札幌の「専用席」が効果を上げた経験も踏まえて
2022年10月10日
世の中では、優先席、優先トイレ、優先エレベータ、優先駐車場等、「優先」という言葉がついた様々な設備が整備されている。
海外では、罰則が定められ、罰金が科せられたりすることもある。ところが日本では、あくまでも厚意によって秩序が保たれることが前提となっており、罰則等が設けられているケースはない。その結果、多くの場合において優先利用対象者が利用できていない事態となっている。
国土交通省ではこのことを重く見て、2020 年度の4回の検討会(注1)を経て、2021年に施行されたバリアフリー法の改正などを通じ、バリアフリー施設の適正利用を徹底させることを国や自治体、事業者に義務付けた。しかし、その結果、どのようなことが行われたかというと、ポスターや音声案内などの「広報」や「啓発」である(注2)。これで世の中の人々が従うかというと、疑問符が付く。
以前、地方都市でバスに乗った際に、優先席も含めて全席が埋まっていたが、誰も譲ってくれる気配がなかったので仕方なくバスの手すりにしがみついて立っていた。やがて優先席に座っていた乗客が下りたのでそこに座った後、しばらくしてからバスが急ブレーキをかけた。

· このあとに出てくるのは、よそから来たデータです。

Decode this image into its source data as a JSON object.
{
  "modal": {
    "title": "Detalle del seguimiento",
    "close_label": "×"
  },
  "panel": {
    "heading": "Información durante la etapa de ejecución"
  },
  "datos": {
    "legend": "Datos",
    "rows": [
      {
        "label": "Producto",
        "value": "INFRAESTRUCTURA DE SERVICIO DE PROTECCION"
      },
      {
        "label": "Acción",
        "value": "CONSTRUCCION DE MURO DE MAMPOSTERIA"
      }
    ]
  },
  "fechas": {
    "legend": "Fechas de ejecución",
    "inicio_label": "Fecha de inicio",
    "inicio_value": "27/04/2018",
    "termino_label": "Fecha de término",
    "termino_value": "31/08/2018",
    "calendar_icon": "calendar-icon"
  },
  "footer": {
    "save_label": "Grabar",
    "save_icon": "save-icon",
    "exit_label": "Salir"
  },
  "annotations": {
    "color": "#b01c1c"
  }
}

バスの運転手はようやく口を開いてマイクで「お客様、大丈夫でしょうか? お怪我等はございませんか?」と。私は「ご配慮ありがとうございます。今は座っているからいいのですが、さっきは座れなかったのでその状態ならば危なかったです」と答えた。するとバスの運転手は「優先席をお使いください」との回答。それに対して「優先席が空いていなかったんです。そのようにマイクでお話ができるならば、先ほど、私が座れないような場合にも配慮していただいて、他のお客様の誘導をしていただけると助かるのですが……」と食い下がる私。対話はそこで終わった。
一方、京都のバスでは優先席が空いている状態だというネット記事を読んだ(注3)。京都だけではない。個人的な見解だが、実は東京のバスもよくよく見ると優先席に座っている非優先利用対象者はあまり見かけない気がする。バスの場合は、上述のケースのような急ブレーキの危険性やそもそも2席~5席ほどしかないということも関係している可能性はある。
ただ、残念ながら、これらを立証した研究はまだ存在していない。公共交通のバスは事業者数が2,296業者、台数は60,402台あり、その測定は非常に困難であることは想像に難くない。
それでは日本で最も交通分担率が高い公共交通である鉄道はどうか?
それでも2地区のみの比較であるため、我々の研究グループ(北星学園大学・鈴木克典教授、宇都宮大学・大森宣暁教授)では、全国各地の6地区の比較を行なった。札幌市と関東圏に加えて、仙台市、京都市、神戸市、福岡市、である。その結果が以下の通りである。この研究結果は、国内学会及び国際会議で発表した研究グループの成果である。
札幌市営地下鉄の「専用席」の適正利用の割合が飛びぬけて高いことを理解いただけるであろう。